Monday, April 18, 2005

The Stars in Twilight

Wel, well, well. I was just contemplating how I was going to end a half-a-weeks worth of blogger's block. I get back to my web browser, hit refresh on Drudge, and get a glimpse of this little chestnut: Land of the Freeloaders.

Rule #1 of Economics: Everything obtained must be paid for!


Something can be paid for with barter, with money, or with work. It can be paid for by you with you're resource, by someone else out of charity, or stolen from a victim. But it will be paid for!

So who paid for all this swag? Ordinary people, albeit through a chain of transitions leading through the multi-media, telecommunications, advertising and entertainment business.
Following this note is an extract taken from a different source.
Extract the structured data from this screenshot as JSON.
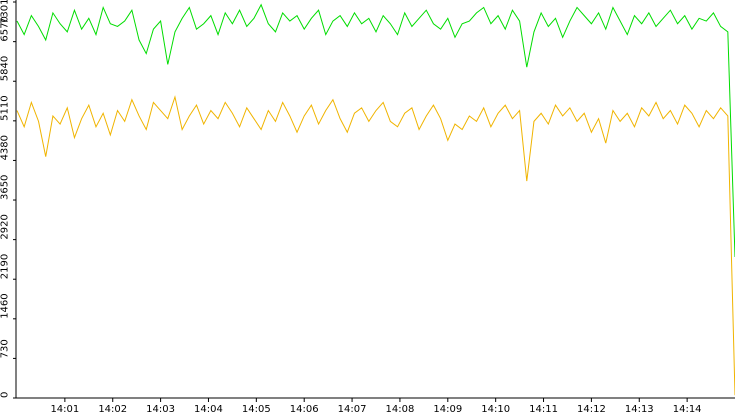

Why do they pay for it? Out of a misguided sentiment for entertainers which can only be described as "idolatry". Yet even the First Commandment doesn't do justice to describe the psycho-epistemological crime being committed, both by the worshipper and the worshipped.

Media consumers are paying money to people portraying the virtues they wish they had (but have not the passion to obtain them), and vices they wish they could commit (but know they can't get away with). Rather than achieve these states of being--through thought, planning and action--they take the shortcut and live vicariously through other people pretending to do these things in unrealistic ways. Meanwhile, the stars gobble up all the perks available in a state of quiet desperation, internally struggling to convince themselves that they're actually achieving what they're pretending to achieve. Supposedly, when she went crazy at the end of her life, Vivian Leigh actually believed she was Scarlet O'Hara. By behaving in the manner described, these Hollywood stars are trying to steal their own piece of Tara.
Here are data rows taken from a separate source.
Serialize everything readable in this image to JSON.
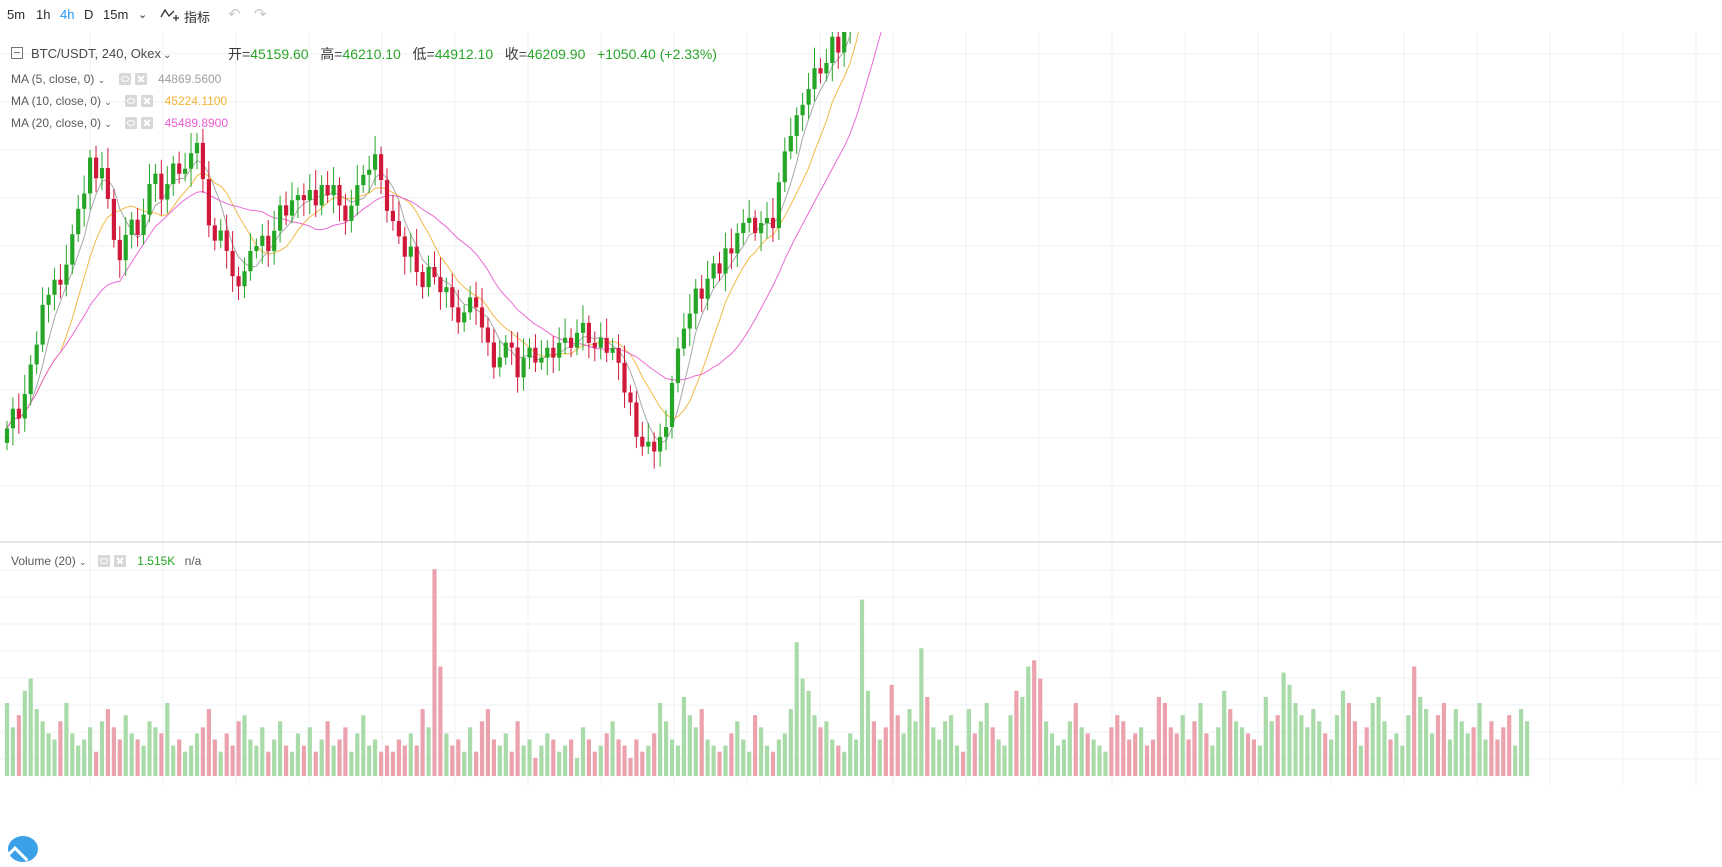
{
  "toolbar": {
    "intervals": [
      "5m",
      "1h",
      "4h",
      "D",
      "15m"
    ],
    "active_interval": "4h",
    "indicators_label": "指标"
  },
  "header": {
    "symbol": "BTC/USDT, 240, Okex",
    "open_label": "开",
    "open": "45159.60",
    "high_label": "高",
    "high": "46210.10",
    "low_label": "低",
    "low": "44912.10",
    "close_label": "收",
    "close": "46209.90",
    "change": "+1050.40 (+2.33%)"
  },
  "indicators": [
    {
      "label": "MA (5, close, 0)",
      "value": "44869.5600",
      "color": "#9e9e9e"
    },
    {
      "label": "MA (10, close, 0)",
      "value": "45224.1100",
      "color": "#f2b233"
    },
    {
      "label": "MA (20, close, 0)",
      "value": "45489.8900",
      "color": "#e85bd0"
    }
  ],
  "volume_panel": {
    "label": "Volume (20)",
    "value": "1.515K",
    "extra": "n/a"
  },
  "colors": {
    "up": "#26a626",
    "down": "#d0193a",
    "vol_up": "#a9dba9",
    "vol_down": "#eba2ad",
    "grid": "#eef1f3",
    "last_price_line": "#26a626"
  },
  "chart_data": {
    "type": "candlestick",
    "seed_price": 43800,
    "returns": [
      0.003,
      0.004,
      -0.002,
      0.005,
      0.006,
      0.004,
      0.008,
      0.002,
      0.003,
      -0.001,
      0.004,
      0.006,
      0.005,
      0.003,
      0.007,
      -0.004,
      0.002,
      -0.006,
      -0.008,
      -0.004,
      0.005,
      0.003,
      -0.003,
      0.004,
      0.006,
      0.002,
      -0.005,
      0.003,
      0.004,
      -0.002,
      0.001,
      0.003,
      0.002,
      -0.007,
      -0.009,
      -0.003,
      0.002,
      -0.004,
      -0.005,
      -0.002,
      0.003,
      0.004,
      0.001,
      0.002,
      -0.003,
      0.004,
      0.005,
      -0.002,
      0.003,
      0.001,
      -0.001,
      0.002,
      -0.003,
      0.004,
      -0.002,
      0.002,
      -0.004,
      -0.003,
      0.003,
      0.004,
      0.002,
      0.001,
      0.003,
      -0.005,
      -0.006,
      -0.002,
      -0.003,
      -0.004,
      0.002,
      -0.005,
      -0.003,
      0.004,
      -0.002,
      -0.003,
      0.001,
      -0.004,
      -0.003,
      0.002,
      0.003,
      -0.002,
      -0.004,
      -0.003,
      -0.005,
      0.002,
      0.003,
      -0.001,
      -0.006,
      0.004,
      0.002,
      -0.003,
      0.001,
      0.002,
      -0.002,
      0.003,
      0.001,
      -0.002,
      0.003,
      0.002,
      -0.004,
      -0.001,
      0.002,
      -0.003,
      0.001,
      -0.003,
      -0.006,
      -0.002,
      -0.007,
      -0.002,
      0.001,
      -0.002,
      0.003,
      0.002,
      0.009,
      0.007,
      0.004,
      0.003,
      0.005,
      -0.002,
      0.004,
      0.003,
      -0.002,
      0.005,
      -0.001,
      0.004,
      0.002,
      0.001,
      -0.003,
      0.002,
      0.001,
      -0.002,
      0.009,
      0.006,
      0.003,
      0.004,
      0.002,
      0.003,
      0.004,
      -0.001,
      0.002,
      0.005,
      -0.003,
      0.004,
      0.007,
      0.016,
      0.012,
      0.006,
      -0.004,
      0.008,
      -0.002,
      -0.012,
      -0.008,
      0.006,
      0.004,
      0.005,
      0.003,
      -0.005,
      0.008,
      0.006,
      0.005,
      0.006,
      0.003,
      -0.004,
      0.003,
      -0.003,
      0.002,
      0.003,
      -0.004,
      0.002,
      0.001,
      0.003,
      -0.002,
      0.002,
      0.001,
      -0.003,
      -0.006,
      0.004,
      0.006,
      0.009,
      0.004,
      0.002,
      -0.002,
      0.003,
      -0.003,
      0.002,
      0.004,
      0.002,
      -0.002,
      -0.003,
      -0.004,
      -0.006,
      -0.003,
      0.002,
      -0.003,
      -0.002,
      -0.004,
      -0.003,
      -0.002,
      -0.003,
      0.001,
      -0.003,
      -0.002,
      0.001,
      -0.002,
      0.002,
      0.006,
      0.004,
      -0.002,
      0.002,
      0.001,
      -0.004,
      -0.006,
      0.005,
      0.007,
      0.006,
      -0.002,
      0.004,
      0.003,
      0.006,
      0.007,
      0.004,
      0.003,
      0.004,
      -0.002,
      0.003,
      0.004,
      0.003,
      -0.002,
      -0.003,
      0.002,
      -0.004,
      0.003,
      0.007,
      0.008,
      -0.003,
      0.001,
      0.003,
      0.002,
      -0.002,
      0.001,
      0.004,
      0.002,
      -0.002,
      -0.003,
      0.002,
      0.003,
      0.002,
      0.001,
      -0.002,
      0.003,
      0.002,
      -0.004,
      -0.005,
      -0.006,
      -0.002,
      0.002,
      0.004,
      0.0233
    ],
    "volumes": [
      12,
      8,
      10,
      14,
      16,
      11,
      9,
      7,
      6,
      9,
      12,
      7,
      5,
      6,
      8,
      4,
      9,
      11,
      8,
      6,
      10,
      7,
      6,
      5,
      9,
      8,
      7,
      12,
      5,
      6,
      4,
      5,
      7,
      8,
      11,
      6,
      4,
      7,
      5,
      9,
      10,
      6,
      5,
      8,
      4,
      6,
      9,
      5,
      4,
      7,
      5,
      8,
      4,
      6,
      9,
      5,
      6,
      8,
      4,
      7,
      10,
      5,
      6,
      4,
      5,
      4,
      6,
      5,
      7,
      5,
      11,
      8,
      34,
      18,
      7,
      5,
      6,
      4,
      8,
      4,
      9,
      11,
      6,
      5,
      7,
      4,
      9,
      5,
      6,
      3,
      5,
      7,
      6,
      4,
      5,
      6,
      3,
      8,
      6,
      4,
      5,
      7,
      9,
      6,
      5,
      3,
      6,
      4,
      5,
      7,
      12,
      9,
      6,
      5,
      13,
      10,
      8,
      11,
      6,
      5,
      4,
      5,
      7,
      9,
      6,
      4,
      10,
      8,
      5,
      4,
      6,
      7,
      11,
      22,
      16,
      14,
      10,
      8,
      9,
      6,
      5,
      4,
      7,
      6,
      29,
      14,
      9,
      6,
      8,
      15,
      10,
      7,
      11,
      9,
      21,
      13,
      8,
      6,
      9,
      10,
      5,
      4,
      11,
      7,
      9,
      12,
      8,
      6,
      5,
      10,
      14,
      13,
      18,
      19,
      16,
      9,
      7,
      5,
      6,
      9,
      12,
      8,
      7,
      6,
      5,
      4,
      8,
      10,
      9,
      6,
      7,
      8,
      5,
      6,
      13,
      12,
      8,
      7,
      10,
      6,
      9,
      12,
      7,
      5,
      8,
      14,
      11,
      9,
      8,
      7,
      6,
      5,
      13,
      9,
      10,
      17,
      15,
      12,
      10,
      8,
      11,
      9,
      7,
      6,
      10,
      14,
      12,
      9,
      5,
      8,
      12,
      13,
      9,
      6,
      7,
      5,
      10,
      18,
      13,
      11,
      7,
      10,
      12,
      6,
      11,
      9,
      7,
      8,
      12,
      6,
      9,
      6,
      8,
      10,
      5,
      11,
      9,
      4,
      8,
      12,
      7,
      9,
      5,
      4,
      8,
      6,
      6,
      5
    ],
    "price_ylim": [
      43000,
      47400
    ],
    "volume_ylim": [
      0,
      36
    ],
    "ma_periods": [
      5,
      10,
      20
    ]
  }
}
At least on the production end, the party can't last forever. As the world economy improves, cheap foreign films are getting better in quality. As world techonology improves, "indie" films are getting much better. As IT improves, the humor, genius and passion of ordinary people is more and more vividly on display; the TV is becoming the background noise for the websurfing. As AI improves, all attributes of an entertainer--voice, image, improv and imitation skills--can be replicated by software. In a generation, maybe in this generation, the beautiful people are going to go the way of silent film and AM radio stars.